Барельеф Коненкова сочен и красив. В грубой на вид порезке, в характерной для деревянной резьбы обобщенности форм, в нежелании заглаживать, прятать следы резца — точный расчет художника-декоратора. Гармоничность целого, архитектоничность сложного по композиции барельефа — вот в чем главное.
«Пиршество» — так на русский манер был назван заказной барельеф — хозяевам, интеллигентной, обладающей хорошим вкусом Маргарите Давыдовне Карповой и ее мужу, профессору Карпову, пришлось по душе. Коненкову приятно было сознавать, что работа попала в добрые руки. Он охотно откликнулся на просьбу Карповых сделать портрет Маргариты Давыдовны.
Дом-новостройку полагалось освятить. Архитектор и скульптор — почетные гости на торжестве.
По окончании богослужения отпраздновали новоселье в просторной, украшенной коненковским барельефом столовой. Лукавый Вакх добродушно взирал на веселое пиршество.
Лукавый Вакх, случалось, являлся причиной драматических столкновений в молодой семье Коненковых. В ноябре 4908 года родился сын. Его назвали Марком. В сыне души не чаяли и мать, и переживавший свой звездный час отец. Восемнадцатилетняя Татьяна вся ушла в заботы о ребенке. Нянчить внука помогает бабушка — мать Татьяны. Коненков поглощен творчеством. Работает Коненков самозабвенно. Сам рубит в камне и дереве. Трата сил и духовных и физических — огромная…
Коненковский быт стал иным. Мастерская не является ныне всеобщим пристанищем. Это семейный очаг. Проживший до тридцати двух лет холостяком скульптор не мог изменить своих привычек в привязанностей. Все то хорошо, что создает творческое настроение, что в известный срок отвлекает переутомленного художника от скульптурного станка, беспрестанных дум, приводящих к бессоннице. Музыка и друзья — это две пристани забвения. Скрипачи Ромашков и Микули наведываются в мастерскую. С друзьями художниками Денисовым и Бромирским после трудов праведных, как наступит вечер, он отправляется в «Яр» или «Стрельну» послушать цыган, встряхнуться…

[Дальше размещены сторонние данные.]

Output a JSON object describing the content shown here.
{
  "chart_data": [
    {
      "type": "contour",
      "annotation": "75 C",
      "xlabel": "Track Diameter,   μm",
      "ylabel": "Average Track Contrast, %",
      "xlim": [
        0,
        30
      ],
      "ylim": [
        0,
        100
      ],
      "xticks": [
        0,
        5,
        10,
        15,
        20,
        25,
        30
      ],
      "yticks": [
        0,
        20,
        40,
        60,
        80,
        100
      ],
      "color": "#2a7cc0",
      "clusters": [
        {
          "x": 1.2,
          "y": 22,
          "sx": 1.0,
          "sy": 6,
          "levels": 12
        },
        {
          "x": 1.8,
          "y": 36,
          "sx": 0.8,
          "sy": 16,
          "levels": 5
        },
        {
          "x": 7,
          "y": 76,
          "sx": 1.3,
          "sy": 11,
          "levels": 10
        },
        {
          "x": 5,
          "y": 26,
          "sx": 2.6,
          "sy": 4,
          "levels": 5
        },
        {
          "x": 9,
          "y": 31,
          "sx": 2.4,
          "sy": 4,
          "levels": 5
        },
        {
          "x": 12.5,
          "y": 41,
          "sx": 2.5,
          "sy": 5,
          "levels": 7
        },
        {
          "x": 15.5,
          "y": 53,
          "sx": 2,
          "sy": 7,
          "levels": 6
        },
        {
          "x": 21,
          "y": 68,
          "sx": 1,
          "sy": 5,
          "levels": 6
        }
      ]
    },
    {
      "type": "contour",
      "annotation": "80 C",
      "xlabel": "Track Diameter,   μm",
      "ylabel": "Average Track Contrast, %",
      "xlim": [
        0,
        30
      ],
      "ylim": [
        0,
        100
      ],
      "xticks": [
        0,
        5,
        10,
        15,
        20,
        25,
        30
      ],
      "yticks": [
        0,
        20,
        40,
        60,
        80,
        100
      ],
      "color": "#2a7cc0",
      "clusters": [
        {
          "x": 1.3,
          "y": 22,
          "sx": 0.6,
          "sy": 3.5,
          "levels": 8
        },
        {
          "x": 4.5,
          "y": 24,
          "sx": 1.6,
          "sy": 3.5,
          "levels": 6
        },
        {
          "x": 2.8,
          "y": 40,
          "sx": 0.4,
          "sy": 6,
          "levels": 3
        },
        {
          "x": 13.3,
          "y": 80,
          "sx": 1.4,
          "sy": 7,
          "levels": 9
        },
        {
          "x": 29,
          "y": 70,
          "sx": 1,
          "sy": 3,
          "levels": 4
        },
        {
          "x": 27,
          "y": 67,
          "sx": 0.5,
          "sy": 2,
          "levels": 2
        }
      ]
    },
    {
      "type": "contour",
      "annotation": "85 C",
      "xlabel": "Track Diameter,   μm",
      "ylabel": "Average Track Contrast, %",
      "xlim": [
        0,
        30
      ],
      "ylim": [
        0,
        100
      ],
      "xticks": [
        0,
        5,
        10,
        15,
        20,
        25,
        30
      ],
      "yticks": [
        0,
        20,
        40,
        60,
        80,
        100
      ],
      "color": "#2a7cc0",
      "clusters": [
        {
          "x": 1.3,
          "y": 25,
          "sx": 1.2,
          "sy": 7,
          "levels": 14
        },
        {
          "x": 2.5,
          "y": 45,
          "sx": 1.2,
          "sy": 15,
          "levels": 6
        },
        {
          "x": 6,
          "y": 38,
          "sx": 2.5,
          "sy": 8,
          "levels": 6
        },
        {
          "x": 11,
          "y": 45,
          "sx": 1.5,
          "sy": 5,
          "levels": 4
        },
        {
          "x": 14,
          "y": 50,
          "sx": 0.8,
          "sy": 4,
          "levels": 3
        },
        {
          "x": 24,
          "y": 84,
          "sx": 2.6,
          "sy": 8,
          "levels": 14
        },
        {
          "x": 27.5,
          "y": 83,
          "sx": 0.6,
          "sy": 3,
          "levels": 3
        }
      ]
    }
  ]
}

В «Яре» поет Варя Панина. У нее добрая, славная улыбка. Глаза смотрят с ласковой проницательностью. Глаза прекрасные, с живою искрою в зрачках. Она в задумчивости глядит куда-то вдаль, делает жест гитаристу. Смолкли разговоры.
Густой, низкий, почти мужской тембр голоса, но в пении ее звучат характерно женские интонации. Возвышенные образы рождаются из ее песен и щемят душу. Она лепит свои песенные образы словно ваятель-монументалист, не допуская дешевой слезливости, сентиментального жеманства. Покоряют серьезность, непроизвольность исполнения, доверительное выражение чувств. «Нищая», «Уголок», «Жалобно стонет», «Я вам не говорю», «Утро туманное» — один романс сменяет другой. Всеобщий восторг, слезы умиления. Слезы пополам с вином.
В позднее время, возбужденные вином, в дом являются хозяин с компанией. Коненков привозит старых друзей и новых знакомых — показать сына. Доходит до того, что ребенка, хотя и с соблюдением величайшей осторожности и нежностью, вытаскивают из кроватки и, конечно, будят при этом.
Анна Семеновна Голубкина, мнением которой Коненков дорожит, назвала Марка «гениальным ребенком». Это вскружило голову неуравновешенному, ничего не смыслящему в воспитании детей, большому ребенку — Коненкову. Он создает несколько скульптурных изображений Марка, хвастается сыном всем встречным. Ночные «смотрины» до слез огорчают Татьяну. Она пытается урезонить мужа. Да не тут-то было. Нрав у Коненкова крутой. И у Тани характер твердый. Случилось то, о чем так метко, образно говорит пословица: «Нашла коса на камень». Громкие объяснения, в которых каждый был уверен в своей правоте, стали началом отчуждения.
Разлад в семье усугубился с болезнью Марка. Мальчик по причине, о которой можно только гадать, заболел менингитом. «Я обращался, — вспоминал Сергей Тимофеевич, — то к одной медицинской знаменитости, то к другой, оплачивая тщетные старания детских докторов задержавшимися в мастерской или только-только выполненными в материале скульптурами. «Детские грезы» и портрет скрипача Ромашкова перешли в собственность профессора П. И. Постникова. «Атеист» и «Сатир» попали в коллекцию доктора Лезина. Доктор Гольд попросил меня сделать портрет его жены. Я готов был пойти на все. Марк — моя плоть и кровь — угасал на глазах… Он умер, когда ему не было и двух лет. Я метался по мастерской как затравленный. Все валилось у меня из рук. Вскоре родился второй сын — Кирилл, но тоска не уходила».